Northern Irish playwright Abbie Spallen will offer Pumpgirl, a black comedy set in the badlands of Armagh's country music scene, with diesel fumes and motorbikes as background. And for those who missed it at the Abbey, there's another chance to see Dublin by Lamplight, the revival of Corn Exchange's magnificent spoof on the founding of the same Abbey Theatre in 1904.
The Kilkenny Arts Festival has become an almost breathtaking success since it was taken over by artistic director Eugene Downes several years ago. He has used his musical expertise as well as his impressive international contacts to turn the festival into a stunning celebration of individual composers - and this year's "featured star" will be Schubert, although the three concerts which will feature the late string quartets, performed by Quatuor Mosaiques, are apparently already fully booked.

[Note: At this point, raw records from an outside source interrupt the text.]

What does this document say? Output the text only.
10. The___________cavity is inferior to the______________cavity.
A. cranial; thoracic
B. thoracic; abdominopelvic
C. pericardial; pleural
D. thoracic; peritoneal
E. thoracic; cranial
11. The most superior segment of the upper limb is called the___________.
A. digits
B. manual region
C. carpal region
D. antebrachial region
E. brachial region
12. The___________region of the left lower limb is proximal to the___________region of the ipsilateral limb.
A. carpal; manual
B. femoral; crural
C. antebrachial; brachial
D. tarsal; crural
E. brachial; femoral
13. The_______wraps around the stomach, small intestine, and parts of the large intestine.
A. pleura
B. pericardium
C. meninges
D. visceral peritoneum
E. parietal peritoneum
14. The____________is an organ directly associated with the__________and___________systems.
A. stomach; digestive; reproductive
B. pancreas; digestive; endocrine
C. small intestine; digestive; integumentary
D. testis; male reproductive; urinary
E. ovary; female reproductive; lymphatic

But there's plenty more under the banner of Schubert: Dreaming the Sublime, with five concerts featuring the songs and song cycles. For music lovers and theatregoers alike, there will be a grand festival opening performance of Handel's Julius Caesar in Egypt by the Early Opera Company. It will be conducted by Christian Curnyn, with the title role sung by Iestyn Davies. Anna Devin and Rachel Kelly, who both performed to deserved acclaim last year in Mozart's Idomeneo, will sing Cleopatra and Sesten respectively.
Neil Martin has composed a special music score for a production of Oscar Wilde's De Profundis, which will be performed/recited by Stephen Rea accompanied by the Irish Chamber Orchestra, which is the festival's resident orchestra.
Three more concerts will feature Handel, under the composite title Mr Handel's Adventures in Ireland, finishing up with, obviously, Messiah, in the original version as performed in Dublin in 1742.
The final festival of note is Cork Midsummer Festival, for which the programme reads like a contemporary social examination in attitudes and experiences with its varied lectures and expositions.
Theatrically, Lynda Radley's Futureproof, last seen in Scotland in 2011, should offer plenty of interest. It will be an Irish premiere and will be directed by former festival director Tom Creed, who will be more or less fresh from an utterly delightful and musically impressive re-imagining of Handel's opera, Acis and Galatea for OTC.
Local company Corcadorca, always inventive, will take over Spike Island for a promenade production of the late Caryl Churchill's millennium play Far Away. It's a horrifying fable of what happens when we put labels of "enemy" and "friend" on societies and races, and line up the enemy for extermination.
It was last seen in a Bedrock production in Dublin in 2003 and, with the world moving in the direction it seems to be, Churchill's gloomy view of humanity's innate fascist tendencies doesn't show any sign of being disproved.